To solve that problem we can aggregate certain data. For example we can aggregate by minute or hour or day and have default reporting tables for those aggregations. Default aggregations also means faster reporting because the aggregation can happen in the background and not at query time. Of course we can also aggregate by country or device type or other kind of grouping. And if that doesn’t solve our needs we can still query those 83 zetabytes of data for our year over year comparison by nano-second of the day. Just make sure to cache the queries so you don’t have to read the entire database again when you run the same query.

5. Visualisation (or Reporting)

Getting from numbers to something that is a meaningful and impactful visualisation is never straightforward. What works in one situation might not work in the next one. One of the big benefits of a tool like Google Analytics (and some of the other analytics tools out there) is that they have a few specific use cases (e.g. e-commerce) and they have the right metrics and visualisations to match those use cases. That means that if you fit the use case you’re in luck, but if you don’t you need to find a different way to visualise your metrics.

Those metrics themselves, by the way, are also the end product of some choices. Just consider the definition of a session in Google Analytics. There are a lot of assumptions in there (new UTM tag equals new session) as well as some quirks (when the clock strikes midnight, new session). Nonetheless, a session can be a useful and meaningful concept to aggregate usage statistics: no one likes looking at raw timestamp and event data.

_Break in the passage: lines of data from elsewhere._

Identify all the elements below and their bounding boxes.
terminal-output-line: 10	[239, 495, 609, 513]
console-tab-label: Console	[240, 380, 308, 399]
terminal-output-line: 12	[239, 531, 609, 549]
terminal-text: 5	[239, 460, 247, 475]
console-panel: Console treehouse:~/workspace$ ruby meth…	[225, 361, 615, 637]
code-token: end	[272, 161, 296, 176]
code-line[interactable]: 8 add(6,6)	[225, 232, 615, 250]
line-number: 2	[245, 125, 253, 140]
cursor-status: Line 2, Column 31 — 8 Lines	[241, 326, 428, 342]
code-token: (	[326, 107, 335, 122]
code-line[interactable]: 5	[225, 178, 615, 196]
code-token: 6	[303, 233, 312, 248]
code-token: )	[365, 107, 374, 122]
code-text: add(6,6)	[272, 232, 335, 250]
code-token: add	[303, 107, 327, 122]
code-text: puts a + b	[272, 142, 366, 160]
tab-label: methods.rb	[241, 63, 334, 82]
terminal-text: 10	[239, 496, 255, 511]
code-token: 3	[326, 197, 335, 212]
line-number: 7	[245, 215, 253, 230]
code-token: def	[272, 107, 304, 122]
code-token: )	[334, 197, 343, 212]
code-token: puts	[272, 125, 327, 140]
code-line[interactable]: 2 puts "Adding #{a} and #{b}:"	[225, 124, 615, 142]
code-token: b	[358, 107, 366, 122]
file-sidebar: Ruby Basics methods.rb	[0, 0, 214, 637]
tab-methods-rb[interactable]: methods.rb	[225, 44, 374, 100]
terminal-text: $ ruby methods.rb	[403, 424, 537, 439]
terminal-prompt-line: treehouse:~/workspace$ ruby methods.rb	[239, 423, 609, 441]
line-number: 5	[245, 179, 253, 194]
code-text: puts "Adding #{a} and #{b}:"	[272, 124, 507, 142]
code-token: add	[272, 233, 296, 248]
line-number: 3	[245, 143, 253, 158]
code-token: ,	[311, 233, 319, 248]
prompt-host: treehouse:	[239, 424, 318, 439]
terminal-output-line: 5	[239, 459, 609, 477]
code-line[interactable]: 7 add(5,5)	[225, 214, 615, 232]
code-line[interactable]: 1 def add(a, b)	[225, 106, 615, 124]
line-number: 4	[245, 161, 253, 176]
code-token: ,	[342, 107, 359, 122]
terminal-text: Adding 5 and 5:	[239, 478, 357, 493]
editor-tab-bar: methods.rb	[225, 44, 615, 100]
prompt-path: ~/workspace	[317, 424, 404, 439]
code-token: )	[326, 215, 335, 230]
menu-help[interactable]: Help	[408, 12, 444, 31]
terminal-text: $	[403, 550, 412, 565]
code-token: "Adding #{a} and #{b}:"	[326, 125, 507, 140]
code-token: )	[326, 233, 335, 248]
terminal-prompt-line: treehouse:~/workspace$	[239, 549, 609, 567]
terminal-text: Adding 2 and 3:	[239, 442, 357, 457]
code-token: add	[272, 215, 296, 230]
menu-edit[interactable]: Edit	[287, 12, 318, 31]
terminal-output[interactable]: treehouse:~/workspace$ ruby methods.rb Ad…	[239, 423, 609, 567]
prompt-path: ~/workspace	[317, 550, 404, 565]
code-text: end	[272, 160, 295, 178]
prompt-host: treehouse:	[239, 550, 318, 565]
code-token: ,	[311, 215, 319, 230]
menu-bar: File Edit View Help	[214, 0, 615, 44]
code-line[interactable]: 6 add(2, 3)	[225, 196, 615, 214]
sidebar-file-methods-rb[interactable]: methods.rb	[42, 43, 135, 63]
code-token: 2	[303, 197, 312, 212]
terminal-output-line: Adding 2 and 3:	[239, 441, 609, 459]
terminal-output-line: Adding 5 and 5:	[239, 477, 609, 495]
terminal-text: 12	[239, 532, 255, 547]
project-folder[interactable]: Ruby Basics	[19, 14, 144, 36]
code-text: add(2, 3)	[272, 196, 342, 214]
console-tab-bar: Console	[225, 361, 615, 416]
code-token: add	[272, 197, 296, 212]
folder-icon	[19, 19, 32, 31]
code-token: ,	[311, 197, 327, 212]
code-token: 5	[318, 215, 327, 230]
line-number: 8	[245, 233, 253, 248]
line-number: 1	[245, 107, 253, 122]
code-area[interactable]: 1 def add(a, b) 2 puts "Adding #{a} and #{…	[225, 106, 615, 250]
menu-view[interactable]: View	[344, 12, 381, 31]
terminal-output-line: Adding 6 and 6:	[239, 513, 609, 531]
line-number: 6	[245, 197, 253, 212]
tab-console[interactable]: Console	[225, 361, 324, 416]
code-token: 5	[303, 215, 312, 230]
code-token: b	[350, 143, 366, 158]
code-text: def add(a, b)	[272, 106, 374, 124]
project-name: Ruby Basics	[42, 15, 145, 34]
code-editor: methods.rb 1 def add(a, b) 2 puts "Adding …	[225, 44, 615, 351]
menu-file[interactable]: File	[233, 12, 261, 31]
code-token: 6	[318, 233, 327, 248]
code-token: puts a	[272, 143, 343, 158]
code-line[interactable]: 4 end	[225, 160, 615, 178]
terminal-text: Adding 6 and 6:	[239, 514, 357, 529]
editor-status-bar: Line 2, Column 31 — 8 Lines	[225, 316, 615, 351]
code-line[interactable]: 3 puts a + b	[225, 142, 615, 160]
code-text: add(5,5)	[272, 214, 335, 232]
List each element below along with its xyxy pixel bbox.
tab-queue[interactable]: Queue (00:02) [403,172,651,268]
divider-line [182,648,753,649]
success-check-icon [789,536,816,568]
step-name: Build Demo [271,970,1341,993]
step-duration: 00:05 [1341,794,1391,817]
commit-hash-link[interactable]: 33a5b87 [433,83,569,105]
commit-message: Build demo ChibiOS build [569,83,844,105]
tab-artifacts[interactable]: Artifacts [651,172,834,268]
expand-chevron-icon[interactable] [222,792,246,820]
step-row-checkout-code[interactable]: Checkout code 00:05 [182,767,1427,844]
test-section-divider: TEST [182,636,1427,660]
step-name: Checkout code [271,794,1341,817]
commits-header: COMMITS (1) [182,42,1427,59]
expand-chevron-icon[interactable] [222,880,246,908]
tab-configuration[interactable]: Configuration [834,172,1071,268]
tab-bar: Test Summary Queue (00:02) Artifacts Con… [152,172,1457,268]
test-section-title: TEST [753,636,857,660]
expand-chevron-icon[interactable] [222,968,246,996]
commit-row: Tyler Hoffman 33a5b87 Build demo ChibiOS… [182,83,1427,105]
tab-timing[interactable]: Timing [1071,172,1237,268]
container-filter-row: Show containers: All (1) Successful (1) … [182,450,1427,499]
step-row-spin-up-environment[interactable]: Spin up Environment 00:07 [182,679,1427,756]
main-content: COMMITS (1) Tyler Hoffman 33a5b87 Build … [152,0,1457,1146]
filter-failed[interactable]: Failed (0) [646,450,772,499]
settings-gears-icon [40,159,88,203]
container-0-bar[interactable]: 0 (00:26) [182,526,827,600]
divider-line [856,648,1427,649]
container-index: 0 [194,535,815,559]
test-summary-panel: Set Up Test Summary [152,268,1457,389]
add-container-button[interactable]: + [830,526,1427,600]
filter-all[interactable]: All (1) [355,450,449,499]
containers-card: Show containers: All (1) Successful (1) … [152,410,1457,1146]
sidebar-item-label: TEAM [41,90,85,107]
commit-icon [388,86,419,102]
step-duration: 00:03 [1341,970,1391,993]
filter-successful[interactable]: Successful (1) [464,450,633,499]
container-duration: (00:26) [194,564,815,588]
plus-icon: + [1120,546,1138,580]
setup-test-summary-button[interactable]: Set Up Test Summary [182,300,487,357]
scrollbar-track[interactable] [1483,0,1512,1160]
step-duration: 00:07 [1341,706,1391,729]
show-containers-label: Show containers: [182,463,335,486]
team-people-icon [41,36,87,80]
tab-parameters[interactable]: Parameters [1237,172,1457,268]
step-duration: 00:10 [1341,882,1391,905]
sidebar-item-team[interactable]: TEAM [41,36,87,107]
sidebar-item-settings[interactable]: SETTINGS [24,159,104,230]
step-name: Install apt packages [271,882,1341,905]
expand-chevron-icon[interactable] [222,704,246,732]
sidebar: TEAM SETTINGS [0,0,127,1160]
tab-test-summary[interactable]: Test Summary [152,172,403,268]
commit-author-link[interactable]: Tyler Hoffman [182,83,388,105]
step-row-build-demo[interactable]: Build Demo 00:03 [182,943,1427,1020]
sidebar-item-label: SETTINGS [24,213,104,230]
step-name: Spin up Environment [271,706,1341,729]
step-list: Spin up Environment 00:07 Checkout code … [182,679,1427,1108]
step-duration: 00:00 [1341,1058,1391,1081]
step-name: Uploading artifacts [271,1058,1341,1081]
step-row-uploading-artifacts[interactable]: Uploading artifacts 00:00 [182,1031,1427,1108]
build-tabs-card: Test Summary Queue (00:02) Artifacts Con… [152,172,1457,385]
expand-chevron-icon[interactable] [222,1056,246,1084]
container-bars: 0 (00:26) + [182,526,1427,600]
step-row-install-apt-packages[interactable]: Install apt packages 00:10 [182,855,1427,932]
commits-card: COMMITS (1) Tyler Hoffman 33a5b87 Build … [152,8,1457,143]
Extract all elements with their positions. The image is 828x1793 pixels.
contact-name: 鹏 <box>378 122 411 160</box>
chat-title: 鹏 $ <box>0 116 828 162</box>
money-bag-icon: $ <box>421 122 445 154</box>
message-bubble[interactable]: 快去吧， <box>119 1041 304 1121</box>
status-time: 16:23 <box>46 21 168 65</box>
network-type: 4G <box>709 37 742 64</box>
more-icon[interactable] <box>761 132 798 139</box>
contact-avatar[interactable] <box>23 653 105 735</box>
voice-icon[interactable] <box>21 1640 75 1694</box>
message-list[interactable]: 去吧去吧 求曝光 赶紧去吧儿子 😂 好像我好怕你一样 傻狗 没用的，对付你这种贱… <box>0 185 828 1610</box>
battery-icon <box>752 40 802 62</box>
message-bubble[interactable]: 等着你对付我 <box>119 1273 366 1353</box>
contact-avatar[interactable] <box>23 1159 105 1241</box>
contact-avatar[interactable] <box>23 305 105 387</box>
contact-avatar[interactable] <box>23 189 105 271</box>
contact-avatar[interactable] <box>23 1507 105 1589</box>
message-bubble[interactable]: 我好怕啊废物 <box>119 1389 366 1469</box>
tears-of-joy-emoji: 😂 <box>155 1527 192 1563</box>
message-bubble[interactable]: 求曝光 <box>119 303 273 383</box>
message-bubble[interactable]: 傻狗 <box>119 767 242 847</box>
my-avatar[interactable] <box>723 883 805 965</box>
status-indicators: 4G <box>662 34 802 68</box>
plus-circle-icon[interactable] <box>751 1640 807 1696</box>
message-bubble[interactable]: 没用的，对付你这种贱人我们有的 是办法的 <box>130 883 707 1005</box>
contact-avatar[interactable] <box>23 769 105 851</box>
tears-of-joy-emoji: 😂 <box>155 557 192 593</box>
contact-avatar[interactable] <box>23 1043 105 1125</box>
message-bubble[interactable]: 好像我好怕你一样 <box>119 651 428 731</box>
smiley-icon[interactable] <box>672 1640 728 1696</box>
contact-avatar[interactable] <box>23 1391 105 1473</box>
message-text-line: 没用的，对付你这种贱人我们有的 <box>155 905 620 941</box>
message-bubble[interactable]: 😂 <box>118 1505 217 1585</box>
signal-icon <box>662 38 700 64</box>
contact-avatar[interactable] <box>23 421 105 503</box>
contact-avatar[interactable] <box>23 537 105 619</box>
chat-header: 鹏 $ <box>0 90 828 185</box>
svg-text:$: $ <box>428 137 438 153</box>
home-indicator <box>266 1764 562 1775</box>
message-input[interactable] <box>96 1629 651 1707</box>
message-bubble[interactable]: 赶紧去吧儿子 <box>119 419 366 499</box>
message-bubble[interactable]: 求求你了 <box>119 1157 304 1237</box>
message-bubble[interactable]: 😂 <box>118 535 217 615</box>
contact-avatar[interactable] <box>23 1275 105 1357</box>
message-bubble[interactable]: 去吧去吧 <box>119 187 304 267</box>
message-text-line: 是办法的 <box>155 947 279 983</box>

The right tool for the job

Now that we’ve distinguished the different roles an analytics tool can play, you might see how different tools accomplish different goals. To give you an idea:

Segment: collection, ingestion, routing (and temporary storage)
Google Analytics: collection, ingestion, storage, routing (google ads only) and visualisation
Adobe Analytics: collection, ingestion, (some) routing, and visualisation
Google Tag Manager Server-Side: routing only